We can simplify operationalizing by including this retry in OpenBao directly.

Non-Voting Status in PostgreSQL

While PostgreSQL internally uses a lock-based architecture, we still need the option to mark OpenBao nodes as non-voters so that they never attempt to become the leader. This is especially important for replicated database clusters; replicas are read-only and will err if a write operation is performed.

We can introduce PostgreSQL non-voting node support to solve this gap. When OpenBao supports read-request processing on standby nodes, the status may be dynamically configurable at runtime by hitting an API endpoint to promote and demote voter status.

Empty Connection URLs

OpenBao uses libpgx which supports standard PostgreSQL component-wise database connection environment variables. However, it arbitrarily enforces a non-empty connection URL. Despite this, the "empty" postgres:// attribute works. This reduces operator cognitive overhead, especially in places where standard component-wise constructs are already in place.

This change is already proposed for inclusion.

Removing parallel locking

OpenBao's postgresql storage backend includes its own PermitPool, ensuring max_parallel is enforced at the storage layer. However, it also calls db.SetMaxOpenConns(...) which internally uses channels to achive the same thing. We can remove the outer permit pool and rely strictly on Go's implementation.

This change is already proposed for inclusion.

Lower default open connections

OpenBao defaults to 128 parallel connections; this is fine for Raft, where reads are local and writes are batched and thus incur little overhead for high pallelism, but not nice for database servers. Each open connection incurs resources on the remote server and potentially starves any other connections to the same instance. We should perform some load testing and lower this to a reasonable value that still allows parallelism but doesn't put undue stress on the remote server (5-20).

Automatic max connections adjustment

Within some range, we might also consider dynamically adjusting the value of max parallel, perhaps up to 25%, if we see consistent out of connection errors. This might also wrap the default operation handlers, so that we can automatically retry at the storage level if we get an out-of-connections error especially if we've automatically adjusted.

This will make PostgreSQL more forgiving and OpenBao lighter on the remote database server in times of load.

We may also want to scale back up the number of connections if we time has passed.

Document upgrade, backup, and restore procedures

Upgrading PostgreSQL, while never an easy tasks, should be easy in OpenBao's case: we'll rely on basic features without extensions, available at least in the currently supported versions. At some point, we should deprecate support for PostgreSQL 9.5 and enforce a new minimum. Whether this will have ha_enabled=true by default will be up for discussion then.

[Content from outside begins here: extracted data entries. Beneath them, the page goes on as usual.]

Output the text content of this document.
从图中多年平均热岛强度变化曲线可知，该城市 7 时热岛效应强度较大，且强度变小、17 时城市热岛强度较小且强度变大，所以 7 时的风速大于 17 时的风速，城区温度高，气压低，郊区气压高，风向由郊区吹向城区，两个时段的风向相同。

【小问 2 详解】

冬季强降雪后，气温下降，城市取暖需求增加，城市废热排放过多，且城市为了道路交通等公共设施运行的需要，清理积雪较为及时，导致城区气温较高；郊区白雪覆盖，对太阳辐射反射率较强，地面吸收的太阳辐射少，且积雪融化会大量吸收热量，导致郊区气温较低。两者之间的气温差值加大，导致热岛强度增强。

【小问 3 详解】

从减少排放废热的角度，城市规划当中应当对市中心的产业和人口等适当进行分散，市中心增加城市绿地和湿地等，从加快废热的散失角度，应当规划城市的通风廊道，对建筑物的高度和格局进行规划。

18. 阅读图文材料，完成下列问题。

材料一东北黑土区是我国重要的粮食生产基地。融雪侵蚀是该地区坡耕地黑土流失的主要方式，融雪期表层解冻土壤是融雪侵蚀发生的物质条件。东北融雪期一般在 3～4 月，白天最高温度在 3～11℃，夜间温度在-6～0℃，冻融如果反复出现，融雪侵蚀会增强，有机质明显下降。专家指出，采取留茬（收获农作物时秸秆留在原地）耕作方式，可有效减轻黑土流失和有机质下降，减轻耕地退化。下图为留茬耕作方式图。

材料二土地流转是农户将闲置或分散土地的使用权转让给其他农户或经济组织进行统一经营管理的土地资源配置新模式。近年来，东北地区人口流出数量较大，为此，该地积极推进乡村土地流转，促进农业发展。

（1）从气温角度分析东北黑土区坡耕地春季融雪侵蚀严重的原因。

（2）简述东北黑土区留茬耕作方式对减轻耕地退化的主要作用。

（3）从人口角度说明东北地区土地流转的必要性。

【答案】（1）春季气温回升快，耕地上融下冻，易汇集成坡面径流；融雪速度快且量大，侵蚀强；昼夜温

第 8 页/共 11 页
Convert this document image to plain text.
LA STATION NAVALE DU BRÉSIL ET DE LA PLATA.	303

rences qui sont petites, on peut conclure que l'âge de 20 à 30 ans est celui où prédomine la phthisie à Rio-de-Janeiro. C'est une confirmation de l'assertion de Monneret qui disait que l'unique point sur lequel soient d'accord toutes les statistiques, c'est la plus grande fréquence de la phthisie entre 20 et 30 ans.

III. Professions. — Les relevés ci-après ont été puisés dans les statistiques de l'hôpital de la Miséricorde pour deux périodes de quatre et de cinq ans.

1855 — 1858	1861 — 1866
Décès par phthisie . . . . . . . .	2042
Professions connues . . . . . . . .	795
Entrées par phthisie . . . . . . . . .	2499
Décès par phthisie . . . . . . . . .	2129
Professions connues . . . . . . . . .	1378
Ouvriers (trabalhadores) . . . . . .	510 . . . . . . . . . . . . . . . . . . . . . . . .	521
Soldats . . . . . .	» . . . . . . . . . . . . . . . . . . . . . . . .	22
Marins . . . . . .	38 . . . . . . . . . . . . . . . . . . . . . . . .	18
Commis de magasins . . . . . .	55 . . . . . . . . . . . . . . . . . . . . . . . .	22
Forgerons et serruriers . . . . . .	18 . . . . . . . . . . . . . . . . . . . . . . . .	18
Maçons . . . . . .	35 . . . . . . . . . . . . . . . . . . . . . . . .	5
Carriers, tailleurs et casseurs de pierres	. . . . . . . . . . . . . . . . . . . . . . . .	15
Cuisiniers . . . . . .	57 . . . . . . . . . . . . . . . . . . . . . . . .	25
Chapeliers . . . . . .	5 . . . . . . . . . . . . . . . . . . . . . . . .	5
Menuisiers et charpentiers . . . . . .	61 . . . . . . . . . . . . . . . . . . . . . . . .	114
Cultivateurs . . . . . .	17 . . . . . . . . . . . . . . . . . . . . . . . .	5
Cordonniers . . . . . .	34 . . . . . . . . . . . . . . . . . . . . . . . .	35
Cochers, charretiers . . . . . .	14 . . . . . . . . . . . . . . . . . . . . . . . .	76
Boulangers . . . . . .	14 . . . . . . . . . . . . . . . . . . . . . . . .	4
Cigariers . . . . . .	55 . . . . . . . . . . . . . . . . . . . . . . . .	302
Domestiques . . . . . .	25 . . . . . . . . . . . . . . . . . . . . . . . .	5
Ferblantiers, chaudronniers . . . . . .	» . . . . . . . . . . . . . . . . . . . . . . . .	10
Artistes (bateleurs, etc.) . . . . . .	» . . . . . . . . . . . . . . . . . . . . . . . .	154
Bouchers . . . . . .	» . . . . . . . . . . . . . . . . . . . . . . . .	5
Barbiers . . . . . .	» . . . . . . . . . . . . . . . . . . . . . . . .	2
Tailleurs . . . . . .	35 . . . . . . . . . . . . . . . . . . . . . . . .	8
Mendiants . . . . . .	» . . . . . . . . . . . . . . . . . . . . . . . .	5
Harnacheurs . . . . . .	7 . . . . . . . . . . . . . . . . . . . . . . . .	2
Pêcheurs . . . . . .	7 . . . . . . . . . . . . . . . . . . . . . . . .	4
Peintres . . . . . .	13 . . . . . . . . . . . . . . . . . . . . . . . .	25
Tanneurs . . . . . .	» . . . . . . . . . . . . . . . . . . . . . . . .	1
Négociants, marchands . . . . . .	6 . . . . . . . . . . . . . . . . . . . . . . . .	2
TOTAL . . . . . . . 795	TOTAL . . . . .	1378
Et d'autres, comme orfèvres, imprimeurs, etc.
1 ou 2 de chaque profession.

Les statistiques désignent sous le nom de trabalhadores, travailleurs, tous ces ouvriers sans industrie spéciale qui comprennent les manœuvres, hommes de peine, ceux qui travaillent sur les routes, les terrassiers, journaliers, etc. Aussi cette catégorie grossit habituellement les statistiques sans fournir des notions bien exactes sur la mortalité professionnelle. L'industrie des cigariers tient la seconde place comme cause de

We should document that we do not intend to add the PostgreSQL equivalent of the sys/storage/raft/snapshot endpoint, and instead should rely on native, database-level backup andd restore procedures. This will be possible and durable especially after the remaining work of using transactions (#607) finishes.

Rationale and Alternatives

This change is largely informs approaches to other external storage engines that behave similarly to PostgreSQL, e.g., #651.

Downsides

This may add some new complexity to OpenBao to better support these types of databases. However, PostgreSQL is an important alternative to internal storage from a long-term maintainability and usability perspective.

Security Implications

There should be no new security implications with these changes, unless noted separately.

User/Developer Experience

This does not change the end-user experience at all, merely improving operator experience.

Unresolved Questions

Not discussed in this RFC are any additional storage-API improvements necessary for HA work. Until that is well understood (along with partitioning of backends), it is suggested that external (pluggable) storage engines are not added.

Pull requests:

Issues:

Proof of Concept

n/a - various components described here warrant an additional RFC, have already been proposed, or have yet to be written.